Politik/Ausland

Europäische Union: Selbstzensur nach Druck Pekings?

Die EU-Kampagne „EU vs. Disinfo“ hat sich zur Aufgabe gemacht, Desinformation im Internet aufzuspüren und zu entlarven – vor allem aus russischen Kanälen, aber auch aus anderen Ländern wie China. Auf der Homepage www.euvsdisinfo.eu werden entsprechende Artikel und Social-Media-Posts genannt und immer wieder Analysen und Berichte verfasst.
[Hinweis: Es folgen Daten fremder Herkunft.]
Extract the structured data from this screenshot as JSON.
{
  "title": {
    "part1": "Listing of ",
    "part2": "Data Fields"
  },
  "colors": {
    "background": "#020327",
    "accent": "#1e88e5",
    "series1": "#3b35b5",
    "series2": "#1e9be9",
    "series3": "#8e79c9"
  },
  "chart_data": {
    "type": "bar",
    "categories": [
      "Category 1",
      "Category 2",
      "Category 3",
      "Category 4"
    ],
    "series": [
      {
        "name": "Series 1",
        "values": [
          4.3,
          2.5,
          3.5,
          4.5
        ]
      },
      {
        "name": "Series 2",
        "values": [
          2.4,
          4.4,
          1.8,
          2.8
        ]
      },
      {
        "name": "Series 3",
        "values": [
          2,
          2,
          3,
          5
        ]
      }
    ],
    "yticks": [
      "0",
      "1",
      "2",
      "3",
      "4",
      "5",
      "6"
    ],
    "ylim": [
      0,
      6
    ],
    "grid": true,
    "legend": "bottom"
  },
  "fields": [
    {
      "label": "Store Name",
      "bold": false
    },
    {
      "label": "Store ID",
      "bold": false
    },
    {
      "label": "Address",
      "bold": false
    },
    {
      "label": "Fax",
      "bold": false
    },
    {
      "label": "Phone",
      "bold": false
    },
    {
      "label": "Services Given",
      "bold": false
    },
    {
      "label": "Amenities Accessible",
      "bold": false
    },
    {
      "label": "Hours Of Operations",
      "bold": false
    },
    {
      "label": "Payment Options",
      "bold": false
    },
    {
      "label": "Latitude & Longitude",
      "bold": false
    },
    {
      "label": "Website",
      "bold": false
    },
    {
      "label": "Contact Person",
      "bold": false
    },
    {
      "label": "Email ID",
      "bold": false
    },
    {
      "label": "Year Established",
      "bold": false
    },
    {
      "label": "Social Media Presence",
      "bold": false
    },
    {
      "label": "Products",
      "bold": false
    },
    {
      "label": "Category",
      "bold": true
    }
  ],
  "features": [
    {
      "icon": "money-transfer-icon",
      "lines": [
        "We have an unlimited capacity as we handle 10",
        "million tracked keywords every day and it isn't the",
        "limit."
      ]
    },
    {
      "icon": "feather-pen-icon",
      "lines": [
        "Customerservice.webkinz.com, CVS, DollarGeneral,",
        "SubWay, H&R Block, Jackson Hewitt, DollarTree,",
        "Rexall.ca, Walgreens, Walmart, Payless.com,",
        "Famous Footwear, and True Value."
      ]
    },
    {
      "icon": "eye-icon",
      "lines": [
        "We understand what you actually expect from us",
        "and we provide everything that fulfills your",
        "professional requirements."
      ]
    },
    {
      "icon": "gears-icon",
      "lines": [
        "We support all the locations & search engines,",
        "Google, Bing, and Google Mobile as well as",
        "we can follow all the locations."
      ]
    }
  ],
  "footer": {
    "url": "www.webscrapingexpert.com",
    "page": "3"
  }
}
Ein entsprechender Bericht zu den Meldungen zwischen 2. und 22. April wurde am Freitag veröffentlicht. Und offenbar dürfte sich eine Regierung massiv eingebracht haben, um diesen Bericht abzuschwächen.

Entschärft

Laut Informationen der New York Times soll Peking in Brüssel Druck ausgeübt haben, um den Bericht hinsichtlich der Fake News aus China zu entschärfen. Und tatsächlich liest sich die Einleitung des Papiers genau so: "Trotz ihrer möglichen schwerwiegenden Auswirkung auf die öffentliche Gesundheit, haben öffentliche und staatlich unterstützte Quellen von verschiedenen Regierungen, inklusive Russland  und – in geringerem Ausmaß – China, wiederholt Verschwörungsnarrative und Desinformation an die Öffentlichkeit in der EU und ihrer Nachbarschaft gerichtet.“

Bereits dieser Satz klingt nach Abschwächung. Doch laut New York Times Informationen soll noch viel mehr ausgelassen worden sein. Etwa die Kampagne Pekings gegen die USA, um davon abzulenken, dass China als Ursprungsland des Virus genannt wird, sowie Kritik an Frankreich für die späte Reaktion und an Russland für dessen Desinformationspolitik.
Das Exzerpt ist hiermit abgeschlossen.